We swim only in areas with a sandy bottom......to better see crocodiles approaching (3 so far)
In the town of Portobello we stumbled across the annual Diablo (devil) festival which featured hundreds of men wearing elaborately hand maid paper-mache devil masks. Unlike Mardi Gras or Carnival, this "event" was completely devoid of choreography or organization.....just a bunch of people milling around dressed in costumes.  It is astonishing how many times we run across an event that we don't really understand......but we figure any reason to skip work, right? They capped it off with fantastic fireworks that we watched from the bow of the boat.......or were those children stepping on land-mines ? Hey, nobody parties like the third world.

Weirdly grotesque diablo masks

Kids the world over are complete hams

Satan meets Grumpy (one of the seven dwarfs) ?

Off, off, off Broadway.......but a guy can dream, right ?
We're learning a bit about cruiser economics and realizing that L'ORIENT is actually quite posh compared to our neighbors. In replacing our mattress (tempurpedic foam doesn't do well in the tropics), we removed it in sections and brought it to the garbage area. It was badly decomposed and we were somewhat ashamed we had waited this long to replace it. But like a gaggle of geriatric vultures, 3-4 fellow yachtees began arguing over who found it first. Gross. Just wondering what theses folks are sleeping on now makes me want to grab the Windex and Lysol and start cleaning and disinfecting.
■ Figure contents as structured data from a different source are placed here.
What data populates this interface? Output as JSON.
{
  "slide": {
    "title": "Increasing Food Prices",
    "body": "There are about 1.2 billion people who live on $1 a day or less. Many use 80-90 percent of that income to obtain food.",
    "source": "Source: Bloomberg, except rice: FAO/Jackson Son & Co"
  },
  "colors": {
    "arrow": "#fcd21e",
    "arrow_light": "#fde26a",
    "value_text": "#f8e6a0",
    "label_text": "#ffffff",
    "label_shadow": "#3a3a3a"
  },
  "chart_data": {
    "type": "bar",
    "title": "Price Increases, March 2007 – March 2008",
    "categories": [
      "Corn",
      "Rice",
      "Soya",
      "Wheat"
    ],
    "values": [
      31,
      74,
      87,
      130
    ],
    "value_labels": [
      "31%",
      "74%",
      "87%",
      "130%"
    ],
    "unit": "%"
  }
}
We're exercising again. Each morning we take a 3 mile walk on a jungle road before the temp hits 90. Lately we've been serenaded by a troupe of howler monkeys in the trees. They sound like lions. We've seen a large sloth up close, moles, and all kinds of exotic birds. The best sighting was a group a baby monkeys, about the size of a Barbie doll. Incredibly cute. We're told that jaguars are common here also, but they're afraid of humans. Good.

Kirstin and her new passion

Kirstin is now an alternative sportsperson. We bought an inflatable paddle board from a retiring cruiser and she hasn't gotten off of it in about 3 weeks. She takes quite long trips on it (partially because she is having trouble learning how to steer) but it's quite impressive. She pointed out that knowing there are crocodiles in the water is powerful motivation to stay upright. I'm still trying to stand up on it. That's what she gets for marrying an old man...........but it was probably part of the plan. If I can't stand up on it, I can't borrow it, I guess.
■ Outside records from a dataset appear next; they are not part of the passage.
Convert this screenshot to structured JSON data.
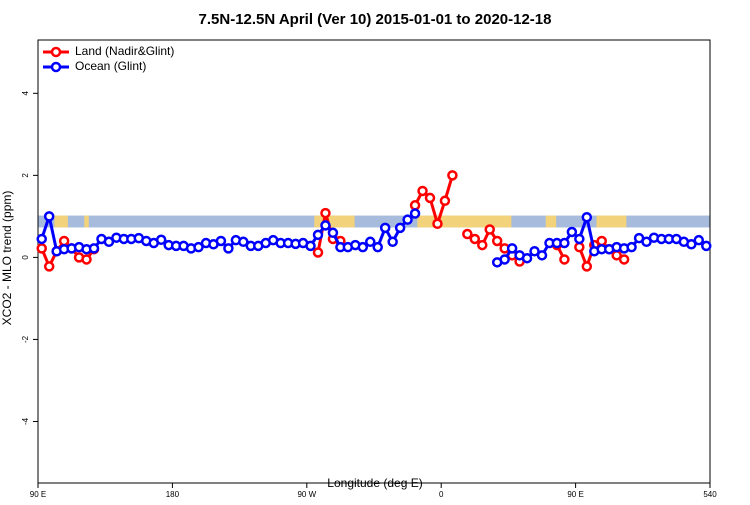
{
  "chart_data": {
    "type": "line",
    "title": "7.5N-12.5N April (Ver 10)   2015-01-01 to 2020-12-18",
    "xlabel": "Longitude (deg E)",
    "ylabel": "XCO2 - MLO trend (ppm)",
    "xlim": [
      90,
      540
    ],
    "ylim": [
      -5.5,
      5.3
    ],
    "xticks": [
      {
        "value": 90,
        "label": "90 E"
      },
      180,
      {
        "value": 270,
        "label": "90 W"
      },
      {
        "value": 360,
        "label": "0"
      },
      {
        "value": 450,
        "label": "90 E"
      },
      540
    ],
    "yticks": [
      -4,
      -2,
      0,
      2,
      4
    ],
    "legend": "top-left",
    "map_strip": {
      "range": [
        0.73,
        1.02
      ],
      "ocean_color": "#a7bcdc",
      "land_color": "#f3d27c",
      "land_lon": [
        [
          101,
          110
        ],
        [
          121,
          124
        ],
        [
          275,
          302
        ],
        [
          344,
          407
        ],
        [
          430,
          437
        ],
        [
          464,
          484
        ]
      ]
    },
    "x": [
      92.5,
      97.5,
      102.5,
      107.5,
      112.5,
      117.5,
      122.5,
      127.5,
      132.5,
      137.5,
      142.5,
      147.5,
      152.5,
      157.5,
      162.5,
      167.5,
      172.5,
      177.5,
      182.5,
      187.5,
      192.5,
      197.5,
      202.5,
      207.5,
      212.5,
      217.5,
      222.5,
      227.5,
      232.5,
      237.5,
      242.5,
      247.5,
      252.5,
      257.5,
      262.5,
      267.5,
      272.5,
      277.5,
      282.5,
      287.5,
      292.5,
      297.5,
      302.5,
      307.5,
      312.5,
      317.5,
      322.5,
      327.5,
      332.5,
      337.5,
      342.5,
      347.5,
      352.5,
      357.5,
      362.5,
      367.5,
      372.5,
      377.5,
      382.5,
      387.5,
      392.5,
      397.5,
      402.5,
      407.5,
      412.5,
      417.5,
      422.5,
      427.5,
      432.5,
      437.5,
      442.5,
      447.5,
      452.5,
      457.5,
      462.5,
      467.5,
      472.5,
      477.5,
      482.5,
      487.5,
      492.5,
      497.5,
      502.5,
      507.5,
      512.5,
      517.5,
      522.5,
      527.5,
      532.5,
      537.5
    ],
    "series": [
      {
        "name": "Land (Nadir&Glint)",
        "color": "#ff0000",
        "values": [
          0.22,
          -0.22,
          0.15,
          0.4,
          0.22,
          0.0,
          -0.05,
          0.2,
          null,
          null,
          null,
          null,
          null,
          null,
          null,
          null,
          null,
          null,
          null,
          null,
          null,
          null,
          null,
          null,
          null,
          null,
          null,
          null,
          null,
          null,
          null,
          null,
          null,
          null,
          null,
          null,
          null,
          0.12,
          1.08,
          0.45,
          0.4,
          null,
          null,
          null,
          null,
          null,
          null,
          null,
          null,
          null,
          1.27,
          1.62,
          1.45,
          0.82,
          1.38,
          2.0,
          null,
          0.57,
          0.45,
          0.3,
          0.68,
          0.4,
          0.22,
          0.05,
          -0.1,
          null,
          null,
          null,
          null,
          0.3,
          -0.05,
          null,
          0.25,
          -0.22,
          0.3,
          0.4,
          0.2,
          0.05,
          -0.05,
          null,
          null,
          null,
          null,
          null,
          null,
          null,
          null,
          null,
          null,
          null
        ]
      },
      {
        "name": "Ocean (Glint)",
        "color": "#0000ff",
        "values": [
          0.45,
          1.0,
          0.15,
          0.2,
          0.22,
          0.25,
          0.2,
          0.22,
          0.45,
          0.38,
          0.48,
          0.45,
          0.45,
          0.47,
          0.4,
          0.35,
          0.43,
          0.3,
          0.28,
          0.28,
          0.22,
          0.25,
          0.35,
          0.32,
          0.4,
          0.22,
          0.42,
          0.38,
          0.28,
          0.28,
          0.35,
          0.42,
          0.35,
          0.35,
          0.33,
          0.35,
          0.28,
          0.55,
          0.78,
          0.6,
          0.25,
          0.25,
          0.3,
          0.25,
          0.38,
          0.25,
          0.72,
          0.38,
          0.72,
          0.92,
          1.07,
          null,
          null,
          null,
          null,
          null,
          null,
          null,
          null,
          null,
          null,
          -0.12,
          -0.05,
          0.22,
          0.05,
          -0.02,
          0.15,
          0.05,
          0.35,
          0.35,
          0.35,
          0.62,
          0.45,
          0.98,
          0.15,
          0.2,
          0.2,
          0.25,
          0.22,
          0.25,
          0.47,
          0.38,
          0.48,
          0.45,
          0.45,
          0.45,
          0.38,
          0.32,
          0.42,
          0.28
        ]
      }
    ]
  }
}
Another spectacular anchorage
The stories we've heard about rainy season range from Florida-type showers daily to biblical flooding 24/7 so we've taken the liberty of booking a European adventure with our princess (Emily) who is always up for a free trip (she's an accountant, remember). A month away from the rain should keep us sane.
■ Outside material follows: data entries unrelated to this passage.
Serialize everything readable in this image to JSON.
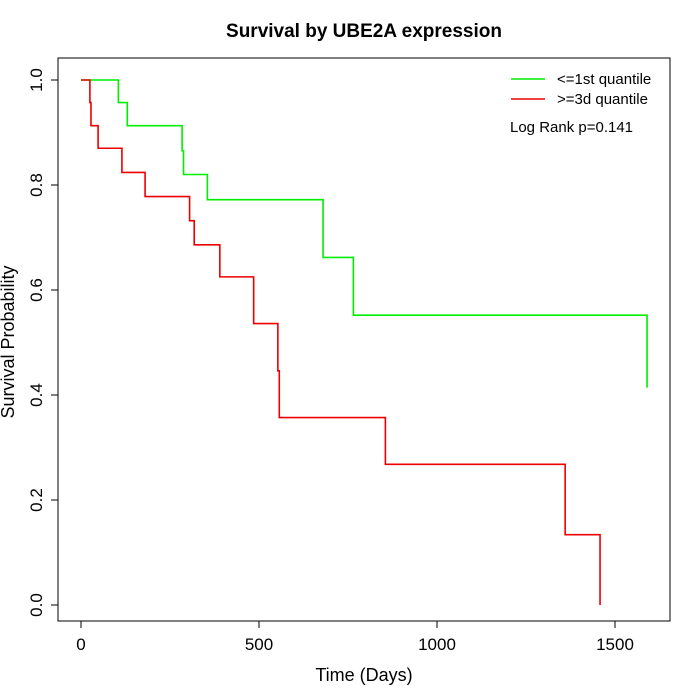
{
  "chart_data": {
    "type": "line",
    "title": "Survival by UBE2A expression",
    "xlabel": "Time (Days)",
    "ylabel": "Survival Probability",
    "xlim": [
      0,
      1600
    ],
    "ylim": [
      0,
      1
    ],
    "x_ticks": [
      0,
      500,
      1000,
      1500
    ],
    "y_ticks": [
      0.0,
      0.2,
      0.4,
      0.6,
      0.8,
      1.0
    ],
    "x_tick_labels": [
      "0",
      "500",
      "1000",
      "1500"
    ],
    "y_tick_labels": [
      "0.0",
      "0.2",
      "0.4",
      "0.6",
      "0.8",
      "1.0"
    ],
    "grid": false,
    "legend_position": "top-right",
    "annotation": "Log Rank p=0.141",
    "series": [
      {
        "name": "<=1st quantile",
        "color": "#00ee00",
        "step": true,
        "x": [
          0,
          105,
          130,
          280,
          284,
          288,
          355,
          650,
          680,
          765,
          1590
        ],
        "y": [
          1.0,
          0.957,
          0.913,
          0.913,
          0.865,
          0.82,
          0.772,
          0.772,
          0.662,
          0.552,
          0.414
        ]
      },
      {
        "name": ">=3d quantile",
        "color": "#ee0000",
        "step": true,
        "x": [
          0,
          25,
          28,
          48,
          115,
          180,
          305,
          318,
          390,
          485,
          553,
          557,
          560,
          855,
          1360,
          1458,
          1458
        ],
        "y": [
          1.0,
          0.957,
          0.913,
          0.87,
          0.824,
          0.778,
          0.732,
          0.686,
          0.625,
          0.536,
          0.446,
          0.357,
          0.357,
          0.268,
          0.134,
          0.134,
          0.0
        ]
      }
    ]
  }
}
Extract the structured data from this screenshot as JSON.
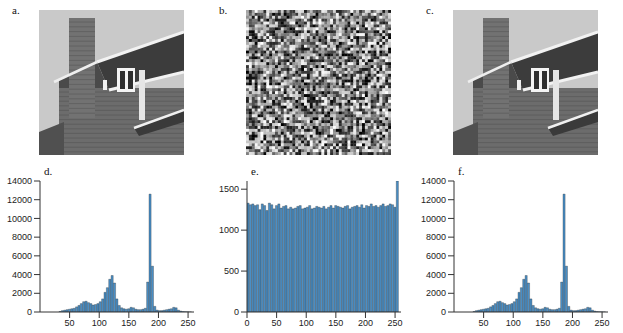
{
  "chart_data": [
    {
      "type": "image",
      "label": "a."
    },
    {
      "type": "noise",
      "label": "b."
    },
    {
      "type": "image",
      "label": "c."
    },
    {
      "type": "histogram",
      "label": "d.",
      "color": "#4a8fc6",
      "bins": [
        0,
        4,
        8,
        12,
        16,
        20,
        24,
        28,
        32,
        36,
        40,
        44,
        48,
        52,
        56,
        60,
        64,
        68,
        72,
        76,
        80,
        84,
        88,
        92,
        96,
        100,
        104,
        108,
        112,
        116,
        120,
        124,
        128,
        132,
        136,
        140,
        144,
        148,
        152,
        156,
        160,
        164,
        168,
        172,
        176,
        180,
        184,
        188,
        192,
        196,
        200,
        204,
        208,
        212,
        216,
        220,
        224,
        228,
        232,
        236,
        240,
        244,
        248,
        252,
        256
      ],
      "values": [
        0,
        0,
        0,
        0,
        0,
        0,
        0,
        0,
        50,
        150,
        200,
        250,
        300,
        350,
        400,
        550,
        700,
        900,
        1100,
        1150,
        1000,
        900,
        750,
        800,
        900,
        1100,
        1400,
        2100,
        2600,
        3500,
        3900,
        3100,
        1400,
        700,
        450,
        350,
        300,
        350,
        500,
        450,
        300,
        250,
        250,
        300,
        400,
        3200,
        12600,
        4900,
        600,
        200,
        150,
        150,
        200,
        250,
        300,
        350,
        500,
        450,
        200,
        100,
        50,
        30,
        20,
        10
      ],
      "xlim": [
        0,
        260
      ],
      "xticks": [
        50,
        100,
        150,
        200,
        250
      ],
      "ylim": [
        0,
        14000
      ],
      "yticks": [
        0,
        2000,
        4000,
        6000,
        8000,
        10000,
        12000,
        14000
      ]
    },
    {
      "type": "histogram",
      "label": "e.",
      "color": "#4a8fc6",
      "bins": [
        0,
        4,
        8,
        12,
        16,
        20,
        24,
        28,
        32,
        36,
        40,
        44,
        48,
        52,
        56,
        60,
        64,
        68,
        72,
        76,
        80,
        84,
        88,
        92,
        96,
        100,
        104,
        108,
        112,
        116,
        120,
        124,
        128,
        132,
        136,
        140,
        144,
        148,
        152,
        156,
        160,
        164,
        168,
        172,
        176,
        180,
        184,
        188,
        192,
        196,
        200,
        204,
        208,
        212,
        216,
        220,
        224,
        228,
        232,
        236,
        240,
        244,
        248,
        252,
        256
      ],
      "values": [
        1330,
        1310,
        1320,
        1300,
        1310,
        1250,
        1320,
        1300,
        1240,
        1330,
        1310,
        1260,
        1300,
        1320,
        1270,
        1290,
        1300,
        1260,
        1280,
        1260,
        1270,
        1290,
        1300,
        1260,
        1270,
        1280,
        1300,
        1260,
        1270,
        1290,
        1280,
        1270,
        1290,
        1260,
        1280,
        1300,
        1270,
        1300,
        1290,
        1280,
        1270,
        1290,
        1300,
        1260,
        1280,
        1290,
        1300,
        1280,
        1310,
        1270,
        1300,
        1290,
        1320,
        1290,
        1300,
        1280,
        1300,
        1320,
        1290,
        1300,
        1320,
        1310,
        1280,
        1600
      ],
      "xlim": [
        0,
        260
      ],
      "xticks": [
        0,
        50,
        100,
        150,
        200,
        250
      ],
      "ylim": [
        0,
        1600
      ],
      "yticks": [
        0,
        500,
        1000,
        1500
      ]
    },
    {
      "type": "histogram",
      "label": "f.",
      "color": "#4a8fc6",
      "bins": [
        0,
        4,
        8,
        12,
        16,
        20,
        24,
        28,
        32,
        36,
        40,
        44,
        48,
        52,
        56,
        60,
        64,
        68,
        72,
        76,
        80,
        84,
        88,
        92,
        96,
        100,
        104,
        108,
        112,
        116,
        120,
        124,
        128,
        132,
        136,
        140,
        144,
        148,
        152,
        156,
        160,
        164,
        168,
        172,
        176,
        180,
        184,
        188,
        192,
        196,
        200,
        204,
        208,
        212,
        216,
        220,
        224,
        228,
        232,
        236,
        240,
        244,
        248,
        252,
        256
      ],
      "values": [
        0,
        0,
        0,
        0,
        0,
        0,
        0,
        0,
        50,
        150,
        200,
        250,
        300,
        350,
        400,
        550,
        700,
        900,
        1100,
        1150,
        1000,
        900,
        750,
        800,
        900,
        1100,
        1400,
        2100,
        2600,
        3500,
        3900,
        3100,
        1400,
        700,
        450,
        350,
        300,
        350,
        500,
        450,
        300,
        250,
        250,
        300,
        400,
        3200,
        12600,
        4900,
        600,
        200,
        150,
        150,
        200,
        250,
        300,
        350,
        500,
        450,
        200,
        100,
        50,
        30,
        20,
        10
      ],
      "xlim": [
        0,
        260
      ],
      "xticks": [
        50,
        100,
        150,
        200,
        250
      ],
      "ylim": [
        0,
        14000
      ],
      "yticks": [
        0,
        2000,
        4000,
        6000,
        8000,
        10000,
        12000,
        14000
      ]
    }
  ]
}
And piracy is alive and well here in Central America. One neighbor was attacked off Nicaragua by a mob of fishing boats and rammed, boarded, and looted. You know you're having a bad day when you find yourself shooting your flare gun at pirates from inside your boat through the shattered hatches. But they were lucky. Nobody injured. Another cruiser was shot dead by some Guna Indians (of all people). But there's speculation that there was more going on there than a random attack (we don't gossip........except sometimes). Anyway, Mom, if you're reading this..............an AR-15 makes a great Christmas gift for your son the sailor.